To date, clinical studies have used autologous cells to treat patients with refractory angina. There is intriguing evidence that allogeneic cell-based therapy produces similar safety and potentially greater efficacy in patients with ischemic and non-ischemic heart disease.11 Indeed, the POSEIDON clinical trial compared transendocardial injection of autologous vs. allogeneic bone marrow-derived MSCs, and reported similar safety profiles in the two groups and a significant reduction in left ventricular end diastolic volume in the allogeneic MSC treatment.28 Moreover, patients from the POSEIDON-DCM (NCT01392625) and TRIDENT (NCT02013674) trials showed improved endothelial function 3 months after transendocardial administration of allogeneic, but not autologous, MSCs.12 The advantages of allogeneic cell products also include the relative ease of accessibility from young healthy donors, ability to expand in high volumes, and availability for infusion.
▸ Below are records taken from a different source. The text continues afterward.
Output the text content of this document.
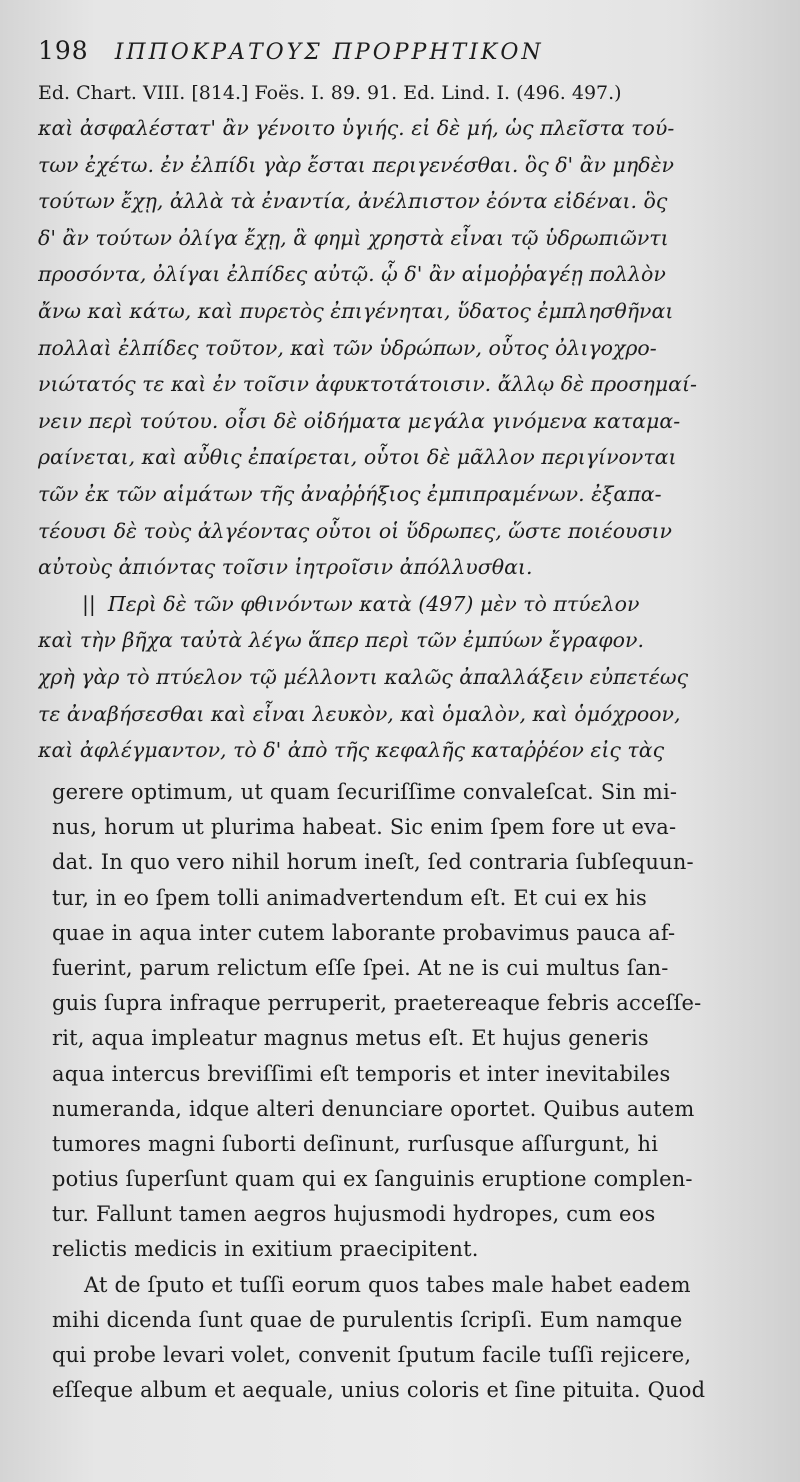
198 ΙΠΠΟΚΡΑΤΟΥΣ ΠΡΟΡΡΗΤΙΚΟΝ
Ed. Chart. VIII. [814.] Foës. I. 89. 91. Ed. Lind. I. (496. 497.)
καὶ ἀσφαλέστατ' ἂν γένοιτο ὑγιής. εἰ δὲ μή, ὡς πλεῖστα τού-
των ἐχέτω. ἐν ἐλπίδι γὰρ ἔσται περιγενέσθαι. ὃς δ' ἂν μηδὲν
τούτων ἔχῃ, ἀλλὰ τὰ ἐναντία, ἀνέλπιστον ἐόντα εἰδέναι. ὃς
δ' ἂν τούτων ὀλίγα ἔχῃ, ἃ φημὶ χρηστὰ εἶναι τῷ ὑδρωπιῶντι
προσόντα, ὀλίγαι ἐλπίδες αὐτῷ. ᾧ δ' ἂν αἱμοῤῥαγέῃ πολλὸν
ἄνω καὶ κάτω, καὶ πυρετὸς ἐπιγένηται, ὕδατος ἐμπλησθῆναι
πολλαὶ ἐλπίδες τοῦτον, καὶ τῶν ὑδρώπων, οὗτος ὀλιγοχρο-
νιώτατός τε καὶ ἐν τοῖσιν ἀφυκτοτάτοισιν. ἄλλῳ δὲ προσημαί-
νειν περὶ τούτου. οἷσι δὲ οἰδήματα μεγάλα γινόμενα καταμα-
ραίνεται, καὶ αὖθις ἐπαίρεται, οὗτοι δὲ μᾶλλον περιγίνονται
τῶν ἐκ τῶν αἱμάτων τῆς ἀναῤῥήξιος ἐμπιπραμένων. ἐξαπα-
τέουσι δὲ τοὺς ἀλγέοντας οὗτοι οἱ ὕδρωπες, ὥστε ποιέουσιν
αὐτοὺς ἀπιόντας τοῖσιν ἰητροῖσιν ἀπόλλυσθαι.
|| Περὶ δὲ τῶν φθινόντων κατὰ (497) μὲν τὸ πτύελον
καὶ τὴν βῆχα ταὐτὰ λέγω ἅπερ περὶ τῶν ἐμπύων ἔγραφον.
χρὴ γὰρ τὸ πτύελον τῷ μέλλοντι καλῶς ἀπαλλάξειν εὐπετέως
τε ἀναβήσεσθαι καὶ εἶναι λευκὸν, καὶ ὁμαλὸν, καὶ ὁμόχροον,
καὶ ἀφλέγμαντον, τὸ δ' ἀπὸ τῆς κεφαλῆς καταῤῥέον εἰς τὰς
gerere optimum, ut quam ſecuriſſime convaleſcat. Sin mi-
nus, horum ut plurima habeat. Sic enim ſpem fore ut eva-
dat. In quo vero nihil horum ineſt, ſed contraria ſubſequun-
tur, in eo ſpem tolli animadvertendum eſt. Et cui ex his
quae in aqua inter cutem laborante probavimus pauca af-
fuerint, parum relictum eſſe ſpei. At ne is cui multus ſan-
guis ſupra infraque perruperit, praetereaque febris acceſſe-
rit, aqua impleatur magnus metus eſt. Et hujus generis
aqua intercus breviſſimi eſt temporis et inter inevitabiles
numeranda, idque alteri denunciare oportet. Quibus autem
tumores magni ſuborti deſinunt, rurſusque aſſurgunt, hi
potius ſuperſunt quam qui ex ſanguinis eruptione complen-
tur. Fallunt tamen aegros hujusmodi hydropes, cum eos
relictis medicis in exitium praecipitent.
At de ſputo et tuſſi eorum quos tabes male habet eadem
mihi dicenda ſunt quae de purulentis ſcripſi. Eum namque
qui probe levari volet, convenit ſputum facile tuſſi rejicere,
eſſeque album et aequale, unius coloris et ſine pituita. Quod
Therefore, allogeneic cell therapy may be a superior alternative that can be used as an “off-the shelf” product for patients with cardiovascular and other diseases.
Future studies should be designed to define the optimal cell type(s) to treat refractory angina, including combination cell therapy. One of the challenges in clinical trials has been the selection of appropriate time points and patient population. Most cell therapy studies have not examined the most important clinical end points, i.e., recurrent MI, cardiac related hospitalizations, and mortality, and have only followed-up the patients for 6 and/or 12 months. Longer follow-up would allow for a better understanding of the long-term effects of cell therapy and mechanisms of neoangiogenesis activated by stem cells.
In summary, the meta-analysis by Khan et al. showed promise for cell-based therapy for patients with refractory angina who are not candidates for revascularization. While cell therapy is not yet a cure, it may provide benefits in terms of quality of life and longevity. The time for Phase 3 clinical studies has arrived in order to determine the most effective stem cell treatment for patients with refractory angina and also to understand the mechanisms by which the cells exert their therapeutic effects. Well-designed human studies with meaningful endpoints will help supplement the unanswered questions and provide support to keep this promising innovative field of research moving forward.
This work was supported by the National Institutes of Health grant R01HL084275 awarded to Dr. Hare. Dr. Hare is also supported by the National Institutes of Health grants R01HL107110, UM1HL113460, and R01HL110737; and grants from the Starr Foundation and the Soffer Family Foundation. Dr. Hare has a patent for cardiac cell-based therapy; he holds equity in Vestion Inc.; and maintains a professional relationship with Vestion as a consultant and member of the Board of Directors and Scientific Advisory Board. Vestion did not play any role in the design or conduct of the study. Dr. Florea is supported by an award from the American Heart Association.